Durch die Klappe hörte er den Mieter unter ihnen in seinem Zimmer herumlaufen (er war zwei Wochen zuvor eingezogen, und Kugel konnte sich seinen Namen noch immer nicht merken; Isaac, Ishmael, Esau irgendwas Biblisches). Er hörte das Rauschen von Applaus und Gelächter aus dem Fernseher des Mieters, den der Mieter die ganze Nacht laufen ließ. Dazwischen hörte er Mutter in ihrem Schlafzimmer neben dem des Mieters, ihr gequältes, schmerzgeplagtes Stöhnen. Wenn Mutter sich anhörte, als läge sie im Sterben, lebte sie; klang es, als schliefe sie friedlich, war sie wahrscheinlich tot.

Und dann hörte er noch ein eindeutiges Tappen.

Oben.

Auf dem Dachboden.

Ein Ticken?

Ein Tappen.

Als würde eine Maus sachte kacken, auf seinen Dachboden kacken.

Wie kleine Mäusefüße.

Fast wie ein Tippen.

Assel Proust, scherzte er. Johann Wolfgang Kröte. Franz Kacka.

Wahrscheinlich waren es bloß Mäuse.

Leise, um Bree nicht zu wecken, richtete Kugel sich auf, zog seinen Morgenmantel an, nahm die lange, metallene Taschenlampe, die neben dem Bett stand, ging so leise wie möglich auf Zehenspitzen über die alten, knarrenden Dielen und trat in die Kühle des dunklen Flurs hinaus.

Würde ein Brandstifter sein Feuer denn auf dem Dachboden legen?

Machen die das nicht draußen? Irgendwo am Fundament?

Das ist kein Brandstifter.

Du machst dich lächerlich.

Er packte den Strick, der von der Dachbodentür herunterhing, und zog langsam daran in der Hoffnung, keinen Brandstifter vorzufinden, in der Hoffnung, eine Maus vorzufinden, allermindestens Mäuseköttel; würde er Mäuseköttel vorfinden, dann wüsste er, dass eine Maus das Geräusch gemacht hatte, und dann würde er vielleicht doch noch schlafen können.

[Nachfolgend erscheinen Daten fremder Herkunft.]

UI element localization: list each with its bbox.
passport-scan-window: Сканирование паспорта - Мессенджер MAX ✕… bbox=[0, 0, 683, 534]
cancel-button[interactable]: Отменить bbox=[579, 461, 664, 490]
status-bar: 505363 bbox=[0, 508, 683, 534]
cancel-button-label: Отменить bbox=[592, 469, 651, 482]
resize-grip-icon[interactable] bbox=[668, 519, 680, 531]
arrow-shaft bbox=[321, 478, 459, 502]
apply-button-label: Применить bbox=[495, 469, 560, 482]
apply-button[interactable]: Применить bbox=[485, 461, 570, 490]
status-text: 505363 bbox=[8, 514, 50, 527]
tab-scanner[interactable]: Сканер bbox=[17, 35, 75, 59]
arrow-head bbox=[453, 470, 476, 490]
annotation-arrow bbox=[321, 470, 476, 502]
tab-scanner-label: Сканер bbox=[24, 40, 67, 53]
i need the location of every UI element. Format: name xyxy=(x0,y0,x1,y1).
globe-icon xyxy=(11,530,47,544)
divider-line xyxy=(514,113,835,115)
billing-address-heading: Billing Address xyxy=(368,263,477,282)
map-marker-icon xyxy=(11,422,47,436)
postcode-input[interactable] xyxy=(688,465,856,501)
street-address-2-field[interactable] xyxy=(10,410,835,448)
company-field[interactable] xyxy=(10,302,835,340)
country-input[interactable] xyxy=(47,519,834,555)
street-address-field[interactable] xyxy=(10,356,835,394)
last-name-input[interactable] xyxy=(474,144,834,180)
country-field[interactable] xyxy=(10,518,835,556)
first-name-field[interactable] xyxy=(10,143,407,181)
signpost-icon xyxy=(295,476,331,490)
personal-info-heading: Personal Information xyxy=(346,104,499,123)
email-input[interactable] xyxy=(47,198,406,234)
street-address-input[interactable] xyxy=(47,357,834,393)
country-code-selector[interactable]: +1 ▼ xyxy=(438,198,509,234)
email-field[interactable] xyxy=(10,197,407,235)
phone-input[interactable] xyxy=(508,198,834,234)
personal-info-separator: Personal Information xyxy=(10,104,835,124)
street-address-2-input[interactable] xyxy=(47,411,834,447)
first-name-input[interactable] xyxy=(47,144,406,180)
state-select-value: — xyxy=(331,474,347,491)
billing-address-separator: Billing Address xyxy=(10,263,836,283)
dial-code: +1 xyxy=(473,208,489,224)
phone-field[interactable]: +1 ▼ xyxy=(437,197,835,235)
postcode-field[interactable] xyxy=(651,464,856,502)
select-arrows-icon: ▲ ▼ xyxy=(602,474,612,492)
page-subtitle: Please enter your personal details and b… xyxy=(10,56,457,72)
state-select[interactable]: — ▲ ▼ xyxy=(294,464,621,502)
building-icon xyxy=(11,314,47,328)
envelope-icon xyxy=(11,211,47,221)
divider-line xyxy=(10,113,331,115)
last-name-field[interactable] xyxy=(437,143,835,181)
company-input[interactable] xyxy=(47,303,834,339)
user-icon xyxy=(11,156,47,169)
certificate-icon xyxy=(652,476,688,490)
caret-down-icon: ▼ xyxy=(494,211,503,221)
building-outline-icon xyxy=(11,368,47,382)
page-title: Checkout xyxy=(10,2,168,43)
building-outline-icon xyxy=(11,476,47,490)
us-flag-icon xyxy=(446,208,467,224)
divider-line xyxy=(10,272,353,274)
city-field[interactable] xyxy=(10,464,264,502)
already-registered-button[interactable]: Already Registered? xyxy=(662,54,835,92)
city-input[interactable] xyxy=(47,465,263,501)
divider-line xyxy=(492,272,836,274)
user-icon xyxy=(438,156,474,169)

So ist das Leben, dachte er, als er die hölzerne Dachbodentreppe auseinanderfaltete: Eines Tages kommt man an einen Punkt, wo man hofft, Kacke zu finden. Wo die beste aller Möglichkeiten die Entdeckung, gelobt sei Christus, eines Haufens Scheiße ist.

Kugel erklomm die knarrenden Stufen, so leise er konnte.

Vielleicht war es ja eine Maus.

Er kam oben an der Treppe an. Auf dem Dachboden war es warm, wärmer als im übrigen Haus. Das Tappen brach jäh ab.

Hallo?, flüsterte Kugel.

Wahrscheinlich nur eine Maus.

Hallo?

Und als keine Antwort kam, kroch Kugel in das feuchte, scheußliche Dunkel über ihm.